The dataset contains measurements of iris flowers including:
-
Sepal Length
-
Sepal Width
-
Petal Length
-
Petal Width
-
Species
The three species are:
-
Setosa
-
Versicolor
-
Virginica
In this visualization, we compare petal length across these species.
🧠 Python Code
import seaborn as sns
import matplotlib.pyplot as plt
from sklearn.datasets import load_iris
import pandas as pd
# Load dataset
iris = load_iris()
# Create dataframe
df = pd.DataFrame(iris.data, columns=iris.feature_names)

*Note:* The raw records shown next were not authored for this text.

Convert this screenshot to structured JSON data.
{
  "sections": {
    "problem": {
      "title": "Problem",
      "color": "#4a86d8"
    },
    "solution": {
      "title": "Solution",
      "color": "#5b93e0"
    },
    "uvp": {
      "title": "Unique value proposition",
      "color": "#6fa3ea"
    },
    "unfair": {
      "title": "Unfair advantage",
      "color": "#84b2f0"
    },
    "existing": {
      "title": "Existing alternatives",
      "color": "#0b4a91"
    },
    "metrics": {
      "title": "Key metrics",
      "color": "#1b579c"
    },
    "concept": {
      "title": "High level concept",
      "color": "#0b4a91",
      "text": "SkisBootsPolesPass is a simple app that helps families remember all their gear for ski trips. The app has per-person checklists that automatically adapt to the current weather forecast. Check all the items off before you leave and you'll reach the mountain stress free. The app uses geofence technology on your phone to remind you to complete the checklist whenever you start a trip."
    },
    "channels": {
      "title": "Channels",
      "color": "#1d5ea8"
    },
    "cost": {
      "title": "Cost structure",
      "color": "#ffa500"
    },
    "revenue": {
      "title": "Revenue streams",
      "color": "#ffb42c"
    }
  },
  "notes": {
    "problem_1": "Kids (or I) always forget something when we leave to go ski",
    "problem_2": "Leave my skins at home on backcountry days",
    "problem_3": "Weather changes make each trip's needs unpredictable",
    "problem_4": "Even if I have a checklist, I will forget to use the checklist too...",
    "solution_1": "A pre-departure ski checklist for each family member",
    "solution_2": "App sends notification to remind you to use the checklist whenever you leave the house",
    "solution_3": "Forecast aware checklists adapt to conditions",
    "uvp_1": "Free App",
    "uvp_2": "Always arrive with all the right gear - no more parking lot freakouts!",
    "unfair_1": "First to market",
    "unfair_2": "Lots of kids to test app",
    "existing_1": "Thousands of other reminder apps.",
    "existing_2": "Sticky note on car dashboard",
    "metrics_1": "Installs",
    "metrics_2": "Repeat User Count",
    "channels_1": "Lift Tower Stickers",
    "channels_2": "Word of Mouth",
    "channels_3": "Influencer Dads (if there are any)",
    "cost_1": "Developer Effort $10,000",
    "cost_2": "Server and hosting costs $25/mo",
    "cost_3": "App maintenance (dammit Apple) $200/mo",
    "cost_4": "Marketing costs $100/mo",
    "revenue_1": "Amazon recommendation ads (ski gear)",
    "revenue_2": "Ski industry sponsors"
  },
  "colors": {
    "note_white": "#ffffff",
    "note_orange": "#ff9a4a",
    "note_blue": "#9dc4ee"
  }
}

df["Species"] = iris.target_names[iris.target]
# Create Beeswarm Plot
plt.figure(figsize=(8,5))
sns.swarmplot(data=df, x="Species", y="petal length (cm)")
# Title
plt.title("Beeswarm Plot: Petal Length by Species")
plt.tight_layout()
plt.show()
🔍 Code Explanation
1️⃣ Import Libraries
We import the required libraries:
-
Seaborn → for statistical visualizations
-
Matplotlib → for plotting
-
Scikit-learn → to load the Iris dataset
-
Pandas → for data manipulation
2️⃣ Load the Dataset
iris = load_iris()
This loads the iris dataset from scikit-learn.
3️⃣ Create a DataFrame
df = pd.DataFrame(iris.data, columns=iris.feature_names)
We convert the dataset into a pandas DataFrame for easier handling.
Then we add the species column:
df["Species"] = iris.target_names[iris.target]
4️⃣ Create the Beeswarm Plot
sns.swarmplot(data=df, x="Species", y="petal length (cm)")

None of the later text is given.